O homem ergueu o candeeiro na altura do próprio rosto.

- Prometo que você terá o que precisa. Mas não prometo que conseguirá o que deseja.

O garoto olhou ao redor, para todas as sombras que se formavam em volta de si e com um sussurro elas diziam o quanto ele deveria ficar ali, o quanto eles tiveram momentos especiais e o quanto elas estavam com ele e se embrenhavam nele e eram ele. O candeeiro emitiu uma luz forte que as dissipou instantaneamente – afinal, elas tinham a importância que o menino lhes dava – olhou para o homem e com uma expressão de medo, quase terror.

- Depende de você.

- E se tudo der errado?

- Te trago de volta.

- Promete?

- Sim.

***



Tirou as vendas dos olhos e encontrou seu maior terror: o mundo do lado de fora da caverna. A floresta ao redor e todos os barulhos e tudo aquilo que ele não conhecia e que poderia saltar para fora da mata e pegá-lo.

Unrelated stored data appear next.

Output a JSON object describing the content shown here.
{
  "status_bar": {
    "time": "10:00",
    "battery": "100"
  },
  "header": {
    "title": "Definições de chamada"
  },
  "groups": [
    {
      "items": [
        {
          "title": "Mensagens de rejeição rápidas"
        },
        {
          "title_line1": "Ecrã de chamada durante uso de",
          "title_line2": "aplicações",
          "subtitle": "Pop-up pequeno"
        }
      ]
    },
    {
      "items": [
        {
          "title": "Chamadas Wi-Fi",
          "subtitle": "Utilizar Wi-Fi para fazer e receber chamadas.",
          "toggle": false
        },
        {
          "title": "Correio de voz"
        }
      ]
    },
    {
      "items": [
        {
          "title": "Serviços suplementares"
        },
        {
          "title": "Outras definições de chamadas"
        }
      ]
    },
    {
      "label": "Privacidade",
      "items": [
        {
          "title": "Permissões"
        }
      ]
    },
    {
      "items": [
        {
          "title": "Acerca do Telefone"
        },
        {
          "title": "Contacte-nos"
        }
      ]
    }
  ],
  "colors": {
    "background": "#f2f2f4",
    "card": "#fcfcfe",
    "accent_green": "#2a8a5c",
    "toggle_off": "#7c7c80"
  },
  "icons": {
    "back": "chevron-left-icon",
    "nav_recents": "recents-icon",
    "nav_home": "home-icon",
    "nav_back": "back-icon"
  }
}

Virou-se para abraçar as pernas do homem e quando olhou para o rosto dele e pronto para pedir para retornar, viu o céu estrelado e a lua cheia que brilhava com força. Soltou devagar o homem e ficou encantado com tantos pontos brilhantes em um véu negro que se estendia além dos limites, das restrições. O infinito era realmente imenso, assim como a escuridão também é, mas ao contrário desta o céu não prende e não sufoca. Era lindo e maravilhoso. Deu as costas para o homem enquanto olhava para a lua.

- Oi – Disse o outro garoto, que segurava o candeeiro e estava ali no mesmo lugar que o homem.


- Você...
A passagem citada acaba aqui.